The Liberal Democrats did well in both the 2024 General Election and the 2025 local elections. Sure there were some disappointing mayoral results, such as Mike Ross coming second to Luke, but overall in the past year the Lib Dems consolidated their position as community campaigners and a force to be reckoned with. I have said in the past that the Lib Dems are virtually immune to Reform, and whilst they might not be completely 100% immune, the 2025 results show conclusively that Reform is NOT an existential threat to the Lib Dems, in the way that it could be for the Tories and even Labour. As Ed Davey said on a recent visit to Beverley, Lib Dem voters are very often reflective people who carefully weigh up the pros and cons of political ideas and actions; they are not taken in by harsh and extreme solutions. Lib Dem voters are innately less prone to the contrarian and divisive 'yaa boo' politics peddled by Nigel Farage.

In the larger towns and suburbs of the East Riding - Beverley, Pocklington, Bridlington, Hessle - the Lib Dems have taken council wards and hope to take more in rural areas from the struggling Tories. This is where Reform could cause problems for the Lib Dems - it will also, for sure, be chasing those rural and coastal wards.

The Green vote

One political party quietly making gains is the Green Party. So far it has nothing on the East Riding of Yorkshire Council, but one feels that it is only a matter of time before it does gain a ward councillor. That may be in one of the prettier or rural wards where people are worried about over-development or fracking. The pollution of rivers and beaches by ruthless private water monopolies is also a huge issue from which the Greens can possibly benefit. Now here is a party which IS immune to Reform, and they might profit from that perception.

How will ReformUK perform now it has some power?

A huge unknown is how Reform will perform now that it actually has some power in the UK political system in the form of the councils that it recently controls. There have already been ructions among its MPs with Rupert Lowe having the whip suspended and his supporters even talking about a breakaway party.

Some newly elected Reform councillors have said that local government can perhaps no longer provide certain services - this caused controversy. Which services? Many council services are important to the lives of some groups of citizens: mobile libraries, home helps, meals on wheels, SEND provision, community centres and so forth. Local councils can with community activities help to prevent social isolation and exclusion - not something that Reform is known for campaigning on.
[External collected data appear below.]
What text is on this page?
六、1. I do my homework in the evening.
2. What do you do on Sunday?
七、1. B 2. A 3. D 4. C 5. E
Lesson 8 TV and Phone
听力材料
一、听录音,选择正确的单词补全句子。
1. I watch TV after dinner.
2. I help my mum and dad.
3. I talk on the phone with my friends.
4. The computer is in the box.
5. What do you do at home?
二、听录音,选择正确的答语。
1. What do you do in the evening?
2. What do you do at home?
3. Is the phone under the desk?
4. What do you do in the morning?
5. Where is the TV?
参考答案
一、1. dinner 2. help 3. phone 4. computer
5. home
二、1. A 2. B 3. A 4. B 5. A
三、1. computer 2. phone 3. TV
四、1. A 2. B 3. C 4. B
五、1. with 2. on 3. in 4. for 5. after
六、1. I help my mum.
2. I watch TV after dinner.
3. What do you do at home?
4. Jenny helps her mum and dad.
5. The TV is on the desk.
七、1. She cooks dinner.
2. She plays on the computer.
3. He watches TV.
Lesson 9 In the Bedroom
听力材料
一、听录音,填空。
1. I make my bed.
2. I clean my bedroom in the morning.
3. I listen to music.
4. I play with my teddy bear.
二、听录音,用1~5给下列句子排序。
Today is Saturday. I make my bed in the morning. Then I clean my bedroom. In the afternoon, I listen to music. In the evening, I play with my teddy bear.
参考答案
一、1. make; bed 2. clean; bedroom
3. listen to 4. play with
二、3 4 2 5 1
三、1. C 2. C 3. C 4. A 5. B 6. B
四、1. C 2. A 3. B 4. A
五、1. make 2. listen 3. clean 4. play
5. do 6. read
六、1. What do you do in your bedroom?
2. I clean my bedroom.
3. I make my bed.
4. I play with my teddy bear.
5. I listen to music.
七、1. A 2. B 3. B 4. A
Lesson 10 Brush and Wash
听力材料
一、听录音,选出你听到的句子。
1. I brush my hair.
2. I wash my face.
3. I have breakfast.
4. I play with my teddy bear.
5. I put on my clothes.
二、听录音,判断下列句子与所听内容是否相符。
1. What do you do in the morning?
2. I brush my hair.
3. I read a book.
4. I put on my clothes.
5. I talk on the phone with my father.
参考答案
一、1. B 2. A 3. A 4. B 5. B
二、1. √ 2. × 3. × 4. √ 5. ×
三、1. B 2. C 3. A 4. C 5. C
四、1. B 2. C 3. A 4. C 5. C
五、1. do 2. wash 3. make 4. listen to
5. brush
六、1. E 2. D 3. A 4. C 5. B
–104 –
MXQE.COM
Reform seems obsessed with lowering taxes, a policy which very disproportionately benefits the better off segments of society. The working man gains a few pounds a month; billionaires gain many extra millions. It may be that Reform's focus on lowering taxes gives ammunition to the other parties who can attack them as de-funders of the community.

Future politics of the East Riding

The future politics of the East Riding looks set for major change as the overall political situation in Britain also changes. The two-party system is beginning to break - ReformUK and the Greens gained MPs in 2024 and councillors in 2025. Some diverse communities elected non-party independents who were seen as more aligned with the world-view of their residents than the ideologically battling established parties.

Certainly big political changes are on the way for East Yorkshire. Possibly even a tectonic realignment of its politics.